2 Timoteo 4:1-8, 16-18
1Te encarezco delante de Dios y del Señor Jesucristo, que juzgará a los vivos y a los muertos en su manifestación y en su reino, 2que prediques la palabra; que instes a tiempo y fuera de tiempo; redarguye, reprende, exhorta con toda paciencia y doctrina. 5Pero tú sé sobrio en todo, soporta las aflicciones, haz obra de evangelista, cumple tu ministerio. 6Porque yo ya estoy para ser derramado en libación, y el tiempo de mi partida está cercano. 7He peleado la buena batalla, he acabado la carrera, he guardado la fe. 8Por lo demás, me está guardada la corona de justicia, la cual me dará el Señor, juez justo, en aquel día; y no sólo a mí, sino también a todos los que aman su venida. 16En mi primera defensa ninguno estuvo a mi lado, sino que todos me desampararon; no les sea tomado en cuenta. 17Pero el Señor estuvo a mi lado, y me fortaleció, para que por mí fuese cumplida la predicación, y que todos los gentiles oyesen. Y fui librado de la boca del león. 18Y el Señor me librará de toda obra mala, y me preservará para su reino celestial. A él sea gloria por los siglos de los siglos.
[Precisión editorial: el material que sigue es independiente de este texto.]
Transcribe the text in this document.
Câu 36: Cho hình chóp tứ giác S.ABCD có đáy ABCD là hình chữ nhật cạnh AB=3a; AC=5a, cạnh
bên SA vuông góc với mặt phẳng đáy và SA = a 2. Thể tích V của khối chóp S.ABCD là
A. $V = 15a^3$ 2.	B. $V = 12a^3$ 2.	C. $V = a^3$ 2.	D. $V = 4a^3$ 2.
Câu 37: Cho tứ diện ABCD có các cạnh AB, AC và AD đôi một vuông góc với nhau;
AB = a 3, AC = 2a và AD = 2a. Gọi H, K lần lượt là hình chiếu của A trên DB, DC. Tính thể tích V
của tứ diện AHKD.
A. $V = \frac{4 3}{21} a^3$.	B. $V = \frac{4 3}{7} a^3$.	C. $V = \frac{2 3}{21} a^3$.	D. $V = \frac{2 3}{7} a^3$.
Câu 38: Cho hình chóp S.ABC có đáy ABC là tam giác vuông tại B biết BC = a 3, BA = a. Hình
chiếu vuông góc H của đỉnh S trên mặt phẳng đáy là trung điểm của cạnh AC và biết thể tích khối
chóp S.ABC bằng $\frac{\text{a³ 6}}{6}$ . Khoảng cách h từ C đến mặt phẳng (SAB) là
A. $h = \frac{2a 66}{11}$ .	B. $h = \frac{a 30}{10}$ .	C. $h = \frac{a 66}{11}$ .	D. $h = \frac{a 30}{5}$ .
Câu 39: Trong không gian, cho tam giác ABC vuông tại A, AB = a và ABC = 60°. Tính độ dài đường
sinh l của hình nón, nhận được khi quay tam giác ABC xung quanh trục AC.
Amén.
Tito 2:11-14; 3:4-7
2:11Porque la gracia de Dios se ha manifestado para salvación a todos los hombres, 2:12enseñándonos que, renunciando a la impiedad y a los deseos mundanos, vivamos en este siglo sobria, justa y piadosamente, 2:13aguardando la esperanza bienaventurada y la manifestación gloriosa de nuestro gran Dios y Salvador Jesucristo, 2:14quien se dio a sí mismo por nosotros para redimirnos de toda iniquidad y purificar para sí un pueblo propio, celoso de buenas obras. 3:4Pero cuando se manifestó la bondad de Dios nuestro Salvador, y su amor para con los hombres, 3:5nos salvó, no por obras de justicia que nosotros hubiéramos hecho, sino por su misericordia, por el lavamiento de la regeneración y por la renovación en el Espíritu Santo.